1) The Cuban government provides heaps of resources to farmers — technical knowledge, tools, and on-the-ground expertise. It also supports research into crops that grow well on the island and are best adapted to the local climate and soil condition.
2) It is very common for farmers to work together by sharing information and knowledge through co-op networks and conferences.
3) An astounding amount of food is grown on the island for residents. The innovations in agroecology were inspiring. For example, the city of Havana grows between 60 and 90 percent of its own produce on small community plots. Many of these plots are located in backyards or larger organoponicos without using chemicals. Keep in mind that 97 percent of the island's entire population lives within the city limits of Havana.
4) The cuisine is quite fresh with a number of Cuban chefs cooking foods that are indigenous and grow easily in the area — taro, yucca, sweet potatoes, pineapple, citrus, peppers and beans. Other common ingredients include: eggplant, cabbage and dark greens as well as beef, pork, chicken and some fish and shrimp.
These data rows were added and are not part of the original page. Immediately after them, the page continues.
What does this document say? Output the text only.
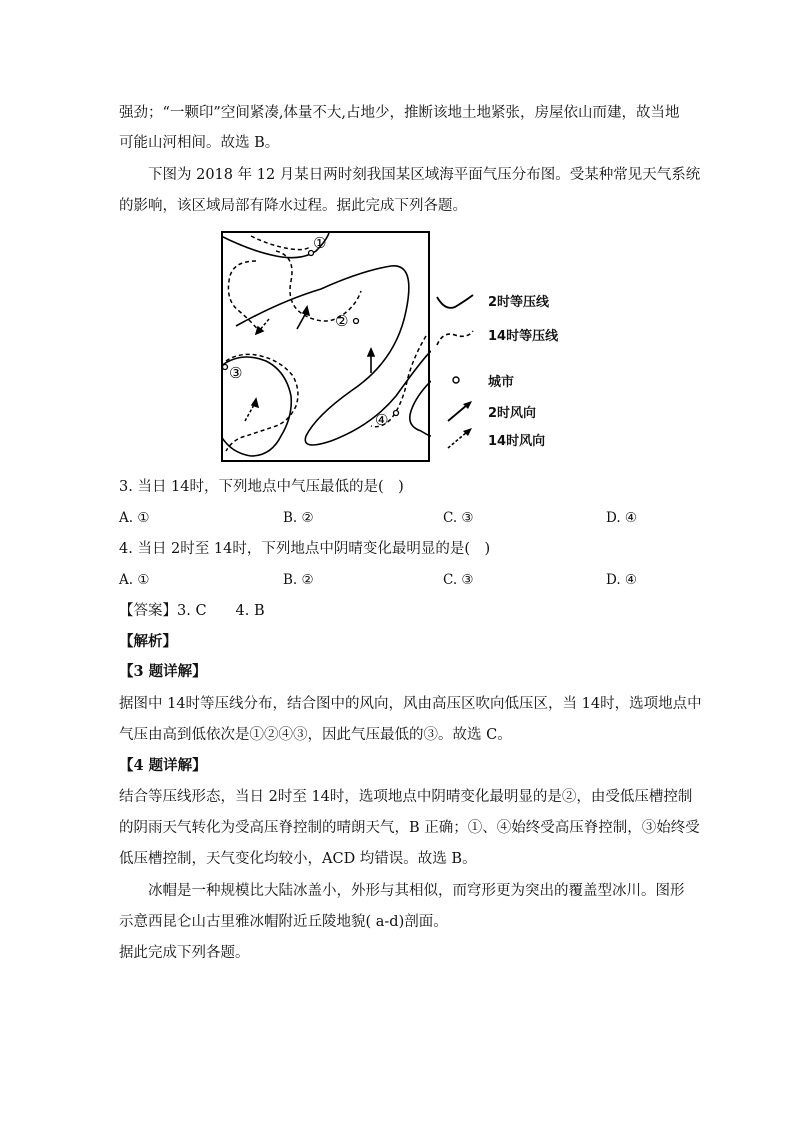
强劲；“一颗印”空间紧凑,体量不大,占地少，推断该地土地紧张，房屋依山而建，故当地
可能山河相间。故选 B。
下图为 2018 年 12 月某日两时刻我国某区域海平面气压分布图。受某种常见天气系统
的影响，该区域局部有降水过程。据此完成下列各题。
①
②
③
④
2时等压线
14时等压线
城市
2时风向
14时风向
3. 当日 14时，下列地点中气压最低的是(　)
A. ①	B. ②	C. ③	D. ④
4. 当日 2时至 14时，下列地点中阴晴变化最明显的是(　)
A. ①	B. ②	C. ③	D. ④
【答案】3. C　　4. B
【解析】
【3 题详解】
据图中 14时等压线分布，结合图中的风向，风由高压区吹向低压区，当 14时，选项地点中
气压由高到低依次是①②④③，因此气压最低的③。故选 C。
【4 题详解】
结合等压线形态，当日 2时至 14时，选项地点中阴晴变化最明显的是②，由受低压槽控制
的阴雨天气转化为受高压脊控制的晴朗天气，B 正确；①、④始终受高压脊控制，③始终受
低压槽控制，天气变化均较小，ACD 均错误。故选 B。
冰帽是一种规模比大陆冰盖小，外形与其相似，而穹形更为突出的覆盖型冰川。图形
示意西昆仑山古里雅冰帽附近丘陵地貌( a-d)剖面。
据此完成下列各题。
5) In terms of spices, cumin, turmeric and ginger play a large role on the plate and in sauces. That said, not all dishes are super spicy.
6) Vegetarian cuisine is catching on, though most places feature meat and chicken dishes.
Recipe: Cuban Black Bean Soup with Cumin and Lime
The black bean soups in Cuba are a sturdy blend of pureed and whole beans. Sometimes they include chunks of squash or sweet potatoes. They're fragrant with cumin and sparked with fresh lime juice — and sometimes a splash of rum.
• 2 tablespoons vegetable oil
• 1 large onion, chopped
• 2 cloves garlic, minced
• 1-1/2 tablespoons ground cumin, or more to taste
• 2 tablespoons dark rum, optional
• 3 cups cooked or canned black beans, drained
• 4 cups vegetable stock or water
• Salt and freshly ground black pepper to taste
• Couple of dashes Tabasco or hot sauce, to taste
• 1 tablespoon fresh lime juice, or more to taste
• Minced cilantro for garnish
In a large deep skillet set over medium-high, heat the oil and saute the onion and garlic until translucent, about 3 to 5 minutes. Stir in the cumin and cook an additional minute. Stir in the rum, beans, stock and bring to a boil. Reduce the heat to simmer for about 10 minutes. Working in batches, puree about half of the beans in a blender and return to the pot. Season to taste with salt, pepper, Tabasco, and lime juice. Serve garnished with the cilantro.